O rei D. João VI esbanjou saúde ao longo da vida. Além de ser conhecido como glutão, não perdia um só evento real, comparecendo sempre que possível. No início do seu último ano de vida, entretanto, a saúde do rei contrastou com seu conhecido fôlego, adoecendo gradativamente e sendo visto em raras aparições públicas.

No início de março de 1826, D. João apresentou diversos problemas de saúde, desde vômitos, colapsos nervosos e até desmaios, durante vários dias. A pedido do próprio pai, sua filha, Isabel Maria, ficou ao seu lado, responsável por sua saúde e qualquer emergência imediata. Na noite do dia 9, as dores intensificaram, resultando em sua morte durante a madrugada, com 58 anos de idade.
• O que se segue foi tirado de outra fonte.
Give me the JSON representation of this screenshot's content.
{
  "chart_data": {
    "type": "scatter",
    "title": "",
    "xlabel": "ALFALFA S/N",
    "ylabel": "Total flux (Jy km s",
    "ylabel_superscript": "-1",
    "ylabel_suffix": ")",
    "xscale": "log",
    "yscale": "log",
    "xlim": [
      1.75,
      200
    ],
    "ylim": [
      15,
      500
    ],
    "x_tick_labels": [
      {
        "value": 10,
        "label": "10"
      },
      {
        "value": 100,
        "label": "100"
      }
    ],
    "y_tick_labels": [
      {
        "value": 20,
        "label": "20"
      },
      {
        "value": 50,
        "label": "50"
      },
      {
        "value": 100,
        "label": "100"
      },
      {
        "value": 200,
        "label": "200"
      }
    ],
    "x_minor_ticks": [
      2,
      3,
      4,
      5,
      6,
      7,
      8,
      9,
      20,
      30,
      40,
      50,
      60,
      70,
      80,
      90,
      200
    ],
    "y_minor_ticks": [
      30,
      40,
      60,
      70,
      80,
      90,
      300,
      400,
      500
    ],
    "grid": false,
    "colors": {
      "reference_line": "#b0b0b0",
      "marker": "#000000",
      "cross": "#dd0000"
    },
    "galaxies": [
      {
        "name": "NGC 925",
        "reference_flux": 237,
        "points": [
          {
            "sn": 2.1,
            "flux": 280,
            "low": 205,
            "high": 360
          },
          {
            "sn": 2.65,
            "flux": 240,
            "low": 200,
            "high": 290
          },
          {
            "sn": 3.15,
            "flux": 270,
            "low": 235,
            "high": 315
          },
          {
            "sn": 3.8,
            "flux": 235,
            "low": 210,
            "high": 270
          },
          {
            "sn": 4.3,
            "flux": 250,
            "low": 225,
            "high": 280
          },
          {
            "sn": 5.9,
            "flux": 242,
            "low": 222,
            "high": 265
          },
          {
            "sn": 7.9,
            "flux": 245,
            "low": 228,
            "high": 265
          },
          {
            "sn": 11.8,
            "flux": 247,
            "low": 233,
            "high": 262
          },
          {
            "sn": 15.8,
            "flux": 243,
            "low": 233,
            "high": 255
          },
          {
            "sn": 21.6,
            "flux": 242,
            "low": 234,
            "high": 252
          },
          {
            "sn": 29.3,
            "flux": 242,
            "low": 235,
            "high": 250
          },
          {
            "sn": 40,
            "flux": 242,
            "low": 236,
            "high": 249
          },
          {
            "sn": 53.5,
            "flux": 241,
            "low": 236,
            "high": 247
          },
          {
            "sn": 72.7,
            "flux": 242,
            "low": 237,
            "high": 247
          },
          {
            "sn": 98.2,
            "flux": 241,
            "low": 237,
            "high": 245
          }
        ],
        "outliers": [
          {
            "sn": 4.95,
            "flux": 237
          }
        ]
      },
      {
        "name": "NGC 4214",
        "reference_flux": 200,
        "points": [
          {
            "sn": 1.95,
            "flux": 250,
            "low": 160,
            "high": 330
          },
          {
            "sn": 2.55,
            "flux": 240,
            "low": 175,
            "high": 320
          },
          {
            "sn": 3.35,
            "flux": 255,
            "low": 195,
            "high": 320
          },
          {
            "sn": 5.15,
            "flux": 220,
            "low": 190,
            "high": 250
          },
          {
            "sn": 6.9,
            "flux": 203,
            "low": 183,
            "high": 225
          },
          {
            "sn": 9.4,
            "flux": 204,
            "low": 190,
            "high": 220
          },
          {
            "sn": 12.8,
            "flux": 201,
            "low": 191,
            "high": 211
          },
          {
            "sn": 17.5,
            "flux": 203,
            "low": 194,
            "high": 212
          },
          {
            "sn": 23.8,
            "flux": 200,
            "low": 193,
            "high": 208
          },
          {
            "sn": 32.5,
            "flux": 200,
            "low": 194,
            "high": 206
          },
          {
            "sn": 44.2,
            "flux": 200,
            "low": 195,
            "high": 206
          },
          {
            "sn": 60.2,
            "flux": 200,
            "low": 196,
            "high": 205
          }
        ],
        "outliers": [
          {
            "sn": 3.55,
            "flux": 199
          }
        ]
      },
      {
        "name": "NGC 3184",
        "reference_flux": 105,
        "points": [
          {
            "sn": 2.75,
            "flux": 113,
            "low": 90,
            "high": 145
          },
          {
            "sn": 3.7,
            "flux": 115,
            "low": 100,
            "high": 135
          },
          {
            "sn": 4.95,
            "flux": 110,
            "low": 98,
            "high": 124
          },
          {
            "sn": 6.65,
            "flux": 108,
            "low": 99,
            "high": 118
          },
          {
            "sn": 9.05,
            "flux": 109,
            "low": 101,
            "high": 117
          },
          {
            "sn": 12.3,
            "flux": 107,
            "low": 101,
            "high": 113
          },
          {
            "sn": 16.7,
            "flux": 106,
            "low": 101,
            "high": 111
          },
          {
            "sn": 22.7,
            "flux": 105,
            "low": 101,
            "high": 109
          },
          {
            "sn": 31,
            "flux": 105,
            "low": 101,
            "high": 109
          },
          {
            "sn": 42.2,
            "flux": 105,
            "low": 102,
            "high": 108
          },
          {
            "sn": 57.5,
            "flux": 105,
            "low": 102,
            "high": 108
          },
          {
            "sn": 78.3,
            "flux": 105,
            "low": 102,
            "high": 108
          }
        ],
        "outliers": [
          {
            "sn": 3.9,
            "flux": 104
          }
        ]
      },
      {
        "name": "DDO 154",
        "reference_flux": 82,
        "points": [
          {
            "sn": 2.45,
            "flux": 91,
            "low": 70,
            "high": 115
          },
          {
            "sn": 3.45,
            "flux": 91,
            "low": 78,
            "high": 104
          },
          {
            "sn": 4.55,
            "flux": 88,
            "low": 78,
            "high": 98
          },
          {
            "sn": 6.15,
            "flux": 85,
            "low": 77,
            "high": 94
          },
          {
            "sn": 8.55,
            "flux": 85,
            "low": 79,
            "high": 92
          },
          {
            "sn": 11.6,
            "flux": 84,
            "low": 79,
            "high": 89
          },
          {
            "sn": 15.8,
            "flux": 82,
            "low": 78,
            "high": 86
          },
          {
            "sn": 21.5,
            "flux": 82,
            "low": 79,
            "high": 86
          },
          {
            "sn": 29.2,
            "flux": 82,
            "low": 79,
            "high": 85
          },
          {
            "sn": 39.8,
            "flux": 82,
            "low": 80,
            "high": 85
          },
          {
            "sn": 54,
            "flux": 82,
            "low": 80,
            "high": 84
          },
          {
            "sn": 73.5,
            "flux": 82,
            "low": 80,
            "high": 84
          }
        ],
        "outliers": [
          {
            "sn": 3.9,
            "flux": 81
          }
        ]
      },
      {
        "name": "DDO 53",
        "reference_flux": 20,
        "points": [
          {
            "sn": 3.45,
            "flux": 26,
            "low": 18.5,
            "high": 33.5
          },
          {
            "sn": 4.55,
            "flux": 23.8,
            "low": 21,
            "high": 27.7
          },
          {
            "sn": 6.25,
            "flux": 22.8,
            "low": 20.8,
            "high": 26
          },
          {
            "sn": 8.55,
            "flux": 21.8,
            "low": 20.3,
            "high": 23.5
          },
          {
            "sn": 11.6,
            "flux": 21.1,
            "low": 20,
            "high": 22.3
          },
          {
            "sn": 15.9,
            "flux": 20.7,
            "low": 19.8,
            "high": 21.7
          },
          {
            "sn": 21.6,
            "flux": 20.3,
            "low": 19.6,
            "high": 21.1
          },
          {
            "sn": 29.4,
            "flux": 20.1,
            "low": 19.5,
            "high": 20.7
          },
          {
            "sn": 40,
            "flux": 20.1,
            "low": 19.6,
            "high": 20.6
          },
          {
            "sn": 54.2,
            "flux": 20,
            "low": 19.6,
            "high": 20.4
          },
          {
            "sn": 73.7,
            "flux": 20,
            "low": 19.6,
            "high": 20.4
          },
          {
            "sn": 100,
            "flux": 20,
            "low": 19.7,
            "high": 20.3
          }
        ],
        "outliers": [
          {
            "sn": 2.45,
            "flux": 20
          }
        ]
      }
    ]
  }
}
O choque de seu falecimento repentino iniciou uma série de suspeitas sobre a causa de sua morte, desde atribuições ao seu estilo de vida, ao local que morava e, principalmente, a possibilidade de sabotagem. Internamente, a casa do rei atribuía a causa, principalmente, a um conhecido desafeto de João VI, sua esposa, Carlota Joaquina.

O casamento desastroso

Ao longo do casamento, Joaquina se recusou a aderir ao papel de esposa submissa, o que era costume na época. A união, nesse ritmo, foi desastrosa: as brigas e discussões levaram o casal a adotar um comportamento frio e distante. Se viam somente por obrigação protocolar, durante reuniões oficiais.

Enquanto isso, aos olhadores do povo, a rainha parecia ter uma atitude promíscua para influenciar o cônjuge a favor das ambições da coroa espanhola. Entretanto, a má fama da “megera de Queluz” pode ter sido nada mais do que uma campanha de difamação contra seu poder feminino.

Tais fatores atribuíram a Carlota a morte do rei, embora isso não tenha sido especulado na época, mas disseminado como ação conspiratória dos opositores à monarquia e aos funcionários reais. No entanto, recolhida em Portugal, Carlota apenas lamentou a morte do rei e cooperou para a continuidade da faixa, passada para a filha Maria Isabel provisoriamente, até a nomeação de D. Pedro I.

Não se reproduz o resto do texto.